Warum Anforderungen früh entscheidungsfähig sein müssen
Softwareentscheidungen scheitern selten an der Technik. Sie scheitern daran, dass die eigentliche Anforderung nie sauber formuliert wurde — sondern als Wunschliste von Funktionen begann, die niemand gegen die Realität des Prozesses gehalten hat. Das Ergebnis: lange Auswahlrunden, teure Anpassungen und ein System, das auf dem Papier passt, im Alltag aber Reibung erzeugt.

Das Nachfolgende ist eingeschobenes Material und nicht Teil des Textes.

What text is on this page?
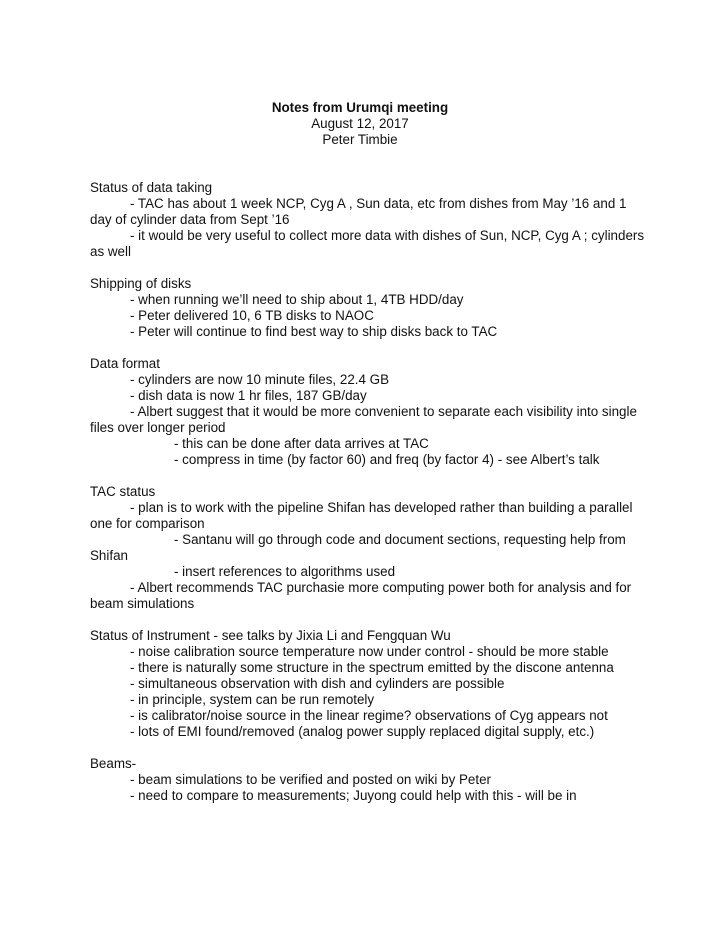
Notes from Urumqi meeting
August 12, 2017
Peter Timbie
Status of data taking
- TAC has about 1 week NCP, Cyg A , Sun data, etc from dishes from May ’16 and 1 day of cylinder data from Sept ’16
- it would be very useful to collect more data with dishes of Sun, NCP, Cyg A ; cylinders as well
Shipping of disks
- when running we’ll need to ship about 1, 4TB HDD/day
- Peter delivered 10, 6 TB disks to NAOC
- Peter will continue to find best way to ship disks back to TAC
Data format
- cylinders are now 10 minute files, 22.4 GB
- dish data is now 1 hr files, 187 GB/day
- Albert suggest that it would be more convenient to separate each visibility into single files over longer period
- this can be done after data arrives at TAC
- compress in time (by factor 60) and freq (by factor 4) - see Albert’s talk
TAC status
- plan is to work with the pipeline Shifan has developed rather than building a parallel one for comparison
- Santanu will go through code and document sections, requesting help from Shifan
- insert references to algorithms used
- Albert recommends TAC purchasie more computing power both for analysis and for beam simulations
Status of Instrument - see talks by Jixia Li and Fengquan Wu
- noise calibration source temperature now under control - should be more stable
- there is naturally some structure in the spectrum emitted by the discone antenna
- simultaneous observation with dish and cylinders are possible
- in principle, system can be run remotely
- is calibrator/noise source in the linear regime? observations of Cyg appears not
- lots of EMI found/removed (analog power supply replaced digital supply, etc.)
Beams-
- beam simulations to be verified and posted on wiki by Peter
- need to compare to measurements; Juyong could help with this - will be in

Der Requirements Discovery Canvas dreht die Reihenfolge um. Bevor über Anbieter oder Features gesprochen wird, macht er sichtbar, welche Entscheidung die Software überhaupt ermöglichen soll, wer die Anforderung trägt und welcher Prozess wirklich dahinterliegt.
Die vier Felder des Canvas
Der Canvas ist bewusst klein gehalten. Vier Felder genügen, um eine Anforderung von der diffusen Idee zur belastbaren Grundlage zu führen — und um früh zu erkennen, wo noch Klärungsbedarf besteht.
- Entscheidung. Welche konkrete Entscheidung oder welcher Arbeitsschritt soll künftig besser, schneller oder verlässlicher werden?
- Prozessrealität. Wie läuft der Schritt heute tatsächlich ab — inklusive Ausnahmen, Workarounds und manueller Arbeit?
- Anforderung. Was muss eine Lösung leisten, was wäre wünschenswert, und was ist explizit kein Ziel?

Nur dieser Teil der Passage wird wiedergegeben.